白芷在房間裡等了好久,久的她覺得自己就要睡過去的時候,林琅還是沒有回來。
她撐著下巴坐在床上想,林琅到底去了什麼地方找她的壁燈……腦中靈光一閃,白芷突然想起來,好像是在那個惡魔的房間裡,林琅的壁燈從手中滾下去。那,天吶,林琅不會去了他的房就再也出不來了吧。
白芷捏緊了胸前的十字架,快速的跑到了冷寫的房間。
她心急如焚,自然是不記得還有敲門這一說的。猛地推門進去,裡面的人也在瞬間回頭。
回頭,那人回頭,白芷呆呆的有些愣住,這房間的空氣似乎越變越稀薄,白芷感到強烈的不對勁,她張了長嘴,喊出了一個字,「小……」
可是她才開口說出那麼一個單音節,就被一道黑影扼住了咽喉。
那是冷寫,他像氣流一樣疾馳而來。
他一隻手掐著白芷的脖子,另一隻手握著他那銀色的面具——在瞪大了眼睛的白芷面前,緩緩的將面具扣在了臉上,
白芷覺得不可思議,嘴唇動了動。
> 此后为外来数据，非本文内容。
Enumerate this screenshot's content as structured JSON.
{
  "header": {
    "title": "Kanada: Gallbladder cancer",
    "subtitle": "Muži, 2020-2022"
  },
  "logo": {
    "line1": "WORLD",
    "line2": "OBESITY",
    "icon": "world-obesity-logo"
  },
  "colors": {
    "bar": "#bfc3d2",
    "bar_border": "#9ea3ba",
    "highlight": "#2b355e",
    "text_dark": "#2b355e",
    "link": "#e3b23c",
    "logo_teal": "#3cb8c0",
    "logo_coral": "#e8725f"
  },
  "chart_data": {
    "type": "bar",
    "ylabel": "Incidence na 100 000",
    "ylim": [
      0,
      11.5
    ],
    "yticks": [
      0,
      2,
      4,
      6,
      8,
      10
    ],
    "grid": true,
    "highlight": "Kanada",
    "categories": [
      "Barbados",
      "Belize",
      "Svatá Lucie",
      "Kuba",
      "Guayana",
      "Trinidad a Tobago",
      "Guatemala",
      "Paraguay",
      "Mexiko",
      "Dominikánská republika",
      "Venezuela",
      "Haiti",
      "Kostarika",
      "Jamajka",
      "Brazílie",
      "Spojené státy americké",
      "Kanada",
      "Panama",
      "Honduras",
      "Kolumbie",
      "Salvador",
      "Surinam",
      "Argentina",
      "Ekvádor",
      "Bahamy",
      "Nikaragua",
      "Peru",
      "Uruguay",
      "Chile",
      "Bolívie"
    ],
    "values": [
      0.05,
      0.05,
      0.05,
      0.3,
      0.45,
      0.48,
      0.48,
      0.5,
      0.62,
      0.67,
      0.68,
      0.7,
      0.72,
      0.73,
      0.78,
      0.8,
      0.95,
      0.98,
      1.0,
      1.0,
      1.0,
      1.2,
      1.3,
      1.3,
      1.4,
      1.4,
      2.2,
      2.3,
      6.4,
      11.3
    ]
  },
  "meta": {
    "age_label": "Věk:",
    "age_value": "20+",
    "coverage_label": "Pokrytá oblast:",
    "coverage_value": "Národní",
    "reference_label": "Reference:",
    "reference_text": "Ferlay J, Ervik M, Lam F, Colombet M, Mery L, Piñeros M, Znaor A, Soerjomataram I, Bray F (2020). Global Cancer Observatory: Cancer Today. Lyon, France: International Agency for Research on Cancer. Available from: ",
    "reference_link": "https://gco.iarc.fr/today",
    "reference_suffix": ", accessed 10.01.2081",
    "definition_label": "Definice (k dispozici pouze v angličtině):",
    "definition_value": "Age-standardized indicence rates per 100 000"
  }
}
只是與此同時,冷寫冰冷的聲音響起,「別說出來,否則——死!」
十字架在白芷的手中化作手槍,她用武器抵著冷寫的胸口,眯起了眼睛,「惡魔。你總算是露出了馬腳了吧。你到底想對林琅做些什麼!」
冷寫掐著白芷脖子的五指收緊,另一隻手順便還奪去了白芷的武器,他眸中的光線冰冷疏離,「知道秘密的人往往只有一個下場,你知道是什麼嗎?」
白芷彎起唇角,臉雖然漲的通紅,但是並沒有絲毫的恐懼,「我如果害怕的話就不會做靈異警察,大不了,我和你一起同歸於盡。」
「哼,」冷寫冷笑了一聲,撇起嘴角,「同歸於盡?作為一個靈異警察,你還沒有完成自己的任務就想結束自己的生命了嗎。我還以為,你們的存在,有多特殊呢。」
面對如此冰冷的譏誚,白芷再次扯開唇角,「你以為我真的不能拿你怎麼樣嗎?你這麼囂張!」
「噓。」冷寫妖孽的將白色手套包裹下的食指堵在了白芷的紅唇上,「我知道你有必殺技,可是,你要是死了林琅怎麼辦?」冷寫垂眸,雙眼盯著自己的上衣口袋,慢慢的,一個銀色飾品緩緩的在空中飄起。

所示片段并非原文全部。